Glutathione peroxidase (GSHPx) enzymes are the best known selenoproteins. In 1973, influence of selenium on the role of these enzymes helped to recognize biological effects of this trace element. And these enzymes are known to protect cells against different peroxide-induced free radical damage. Additionally, selenium exhibits compensatory functions with other antioxidants in the body like vitamin E to protect from free radical damage, ultimately guarding the body against risk of developing number of degenerative diseases.
Regulation of Thyroid Hormone Metabolism
Selenium is found to play an essential role in controlling metabolism of thyroid hormone. An enzyme called iodothyronine deiodinase is a selenoprotein, which is responsible for the conversion of the hormone thyroxine (T4) to its active form, triiodothyronine (T3). Selenium also protects thyroid gland from hydroperoxide damage as it is known to regulate iodine metabolism as well.

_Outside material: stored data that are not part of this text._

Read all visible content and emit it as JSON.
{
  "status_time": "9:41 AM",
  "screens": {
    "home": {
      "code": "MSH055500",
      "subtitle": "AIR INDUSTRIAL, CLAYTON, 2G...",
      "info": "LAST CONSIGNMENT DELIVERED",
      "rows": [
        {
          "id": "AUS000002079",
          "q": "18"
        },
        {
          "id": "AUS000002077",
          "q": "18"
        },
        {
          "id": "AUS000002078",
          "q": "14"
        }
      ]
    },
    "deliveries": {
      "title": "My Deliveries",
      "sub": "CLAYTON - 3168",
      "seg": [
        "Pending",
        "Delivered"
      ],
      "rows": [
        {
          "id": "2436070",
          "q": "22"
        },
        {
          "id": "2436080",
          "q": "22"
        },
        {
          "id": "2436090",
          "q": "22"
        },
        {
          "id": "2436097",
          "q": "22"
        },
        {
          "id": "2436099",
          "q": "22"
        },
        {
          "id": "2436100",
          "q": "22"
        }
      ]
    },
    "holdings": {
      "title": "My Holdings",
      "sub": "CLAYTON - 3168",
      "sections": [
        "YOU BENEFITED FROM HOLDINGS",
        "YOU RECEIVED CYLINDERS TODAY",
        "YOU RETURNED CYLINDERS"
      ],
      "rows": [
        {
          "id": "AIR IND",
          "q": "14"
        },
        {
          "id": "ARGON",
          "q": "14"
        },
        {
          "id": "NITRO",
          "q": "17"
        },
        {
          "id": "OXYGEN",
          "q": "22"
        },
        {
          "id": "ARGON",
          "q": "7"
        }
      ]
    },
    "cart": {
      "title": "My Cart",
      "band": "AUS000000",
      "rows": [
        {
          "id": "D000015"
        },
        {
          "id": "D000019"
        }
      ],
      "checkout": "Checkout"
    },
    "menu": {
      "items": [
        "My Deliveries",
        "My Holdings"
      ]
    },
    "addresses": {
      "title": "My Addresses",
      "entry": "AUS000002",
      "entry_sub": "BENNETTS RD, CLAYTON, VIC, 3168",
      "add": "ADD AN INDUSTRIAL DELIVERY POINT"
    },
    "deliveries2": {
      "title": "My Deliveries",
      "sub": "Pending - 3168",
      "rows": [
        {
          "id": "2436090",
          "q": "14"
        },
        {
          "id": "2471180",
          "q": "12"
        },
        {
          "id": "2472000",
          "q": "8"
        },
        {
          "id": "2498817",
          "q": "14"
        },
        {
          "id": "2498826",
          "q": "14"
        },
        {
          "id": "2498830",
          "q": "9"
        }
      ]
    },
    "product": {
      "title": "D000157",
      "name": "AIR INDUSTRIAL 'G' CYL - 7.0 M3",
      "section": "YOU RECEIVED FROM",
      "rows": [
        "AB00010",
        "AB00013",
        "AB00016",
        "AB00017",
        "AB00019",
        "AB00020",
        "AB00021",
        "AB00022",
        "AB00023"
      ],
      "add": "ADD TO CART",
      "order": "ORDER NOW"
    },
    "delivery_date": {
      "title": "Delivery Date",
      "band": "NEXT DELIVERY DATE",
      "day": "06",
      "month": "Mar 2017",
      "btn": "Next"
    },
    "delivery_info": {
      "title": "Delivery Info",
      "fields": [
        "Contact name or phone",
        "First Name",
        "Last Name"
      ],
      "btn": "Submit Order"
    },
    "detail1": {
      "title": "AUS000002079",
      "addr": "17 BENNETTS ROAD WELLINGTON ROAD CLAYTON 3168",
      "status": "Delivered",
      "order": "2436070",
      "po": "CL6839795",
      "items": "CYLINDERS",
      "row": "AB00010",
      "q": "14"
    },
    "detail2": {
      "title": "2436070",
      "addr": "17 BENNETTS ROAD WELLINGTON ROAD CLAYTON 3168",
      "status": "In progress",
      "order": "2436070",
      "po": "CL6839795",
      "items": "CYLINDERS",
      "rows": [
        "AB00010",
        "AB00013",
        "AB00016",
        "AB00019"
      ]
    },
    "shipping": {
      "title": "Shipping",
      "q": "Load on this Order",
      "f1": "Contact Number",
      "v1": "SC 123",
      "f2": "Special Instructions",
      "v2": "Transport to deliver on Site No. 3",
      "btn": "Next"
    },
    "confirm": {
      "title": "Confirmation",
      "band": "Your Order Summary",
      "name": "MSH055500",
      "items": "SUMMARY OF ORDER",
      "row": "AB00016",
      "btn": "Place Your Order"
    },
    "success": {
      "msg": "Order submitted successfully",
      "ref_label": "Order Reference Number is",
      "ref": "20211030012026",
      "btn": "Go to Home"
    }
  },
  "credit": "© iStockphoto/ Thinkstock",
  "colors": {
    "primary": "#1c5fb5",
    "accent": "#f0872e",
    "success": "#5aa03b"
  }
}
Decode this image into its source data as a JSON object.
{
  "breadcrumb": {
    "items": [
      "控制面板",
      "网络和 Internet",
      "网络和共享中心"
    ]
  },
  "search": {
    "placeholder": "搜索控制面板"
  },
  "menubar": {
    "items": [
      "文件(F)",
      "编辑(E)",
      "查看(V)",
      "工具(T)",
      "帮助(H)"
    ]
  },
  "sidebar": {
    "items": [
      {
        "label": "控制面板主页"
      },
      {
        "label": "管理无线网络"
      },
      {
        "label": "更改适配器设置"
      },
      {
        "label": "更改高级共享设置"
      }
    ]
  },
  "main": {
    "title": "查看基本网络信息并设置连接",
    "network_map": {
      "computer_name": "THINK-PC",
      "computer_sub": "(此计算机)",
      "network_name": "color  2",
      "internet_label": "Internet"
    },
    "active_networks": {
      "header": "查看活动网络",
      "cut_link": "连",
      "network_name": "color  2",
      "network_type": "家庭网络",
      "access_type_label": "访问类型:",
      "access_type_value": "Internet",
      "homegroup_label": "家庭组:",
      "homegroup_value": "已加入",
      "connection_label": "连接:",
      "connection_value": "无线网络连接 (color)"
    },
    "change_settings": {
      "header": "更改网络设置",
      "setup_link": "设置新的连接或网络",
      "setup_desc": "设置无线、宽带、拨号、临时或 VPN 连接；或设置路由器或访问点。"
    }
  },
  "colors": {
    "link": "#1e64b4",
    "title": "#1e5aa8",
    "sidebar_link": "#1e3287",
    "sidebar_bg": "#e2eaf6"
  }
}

Substantial evidence is available on the role of selenium in supporting the functioning of immune system. Selenium supplementation is found to boost cell-mediated immune responses, improved antibody production and protection from oxidative damage.
Selenium plays a key role in maintaining normal reproductive performance, as phospholipid GSHPx (formerly known as sperm capsule selenoprotein), a structural selenoprotein found in the sperm tail. And studies have shown impaired sperm motility in case of selenium deficiency due to morphological abnormalities. Selenium is required for normal testosterone metabolism and testicular morphology as well.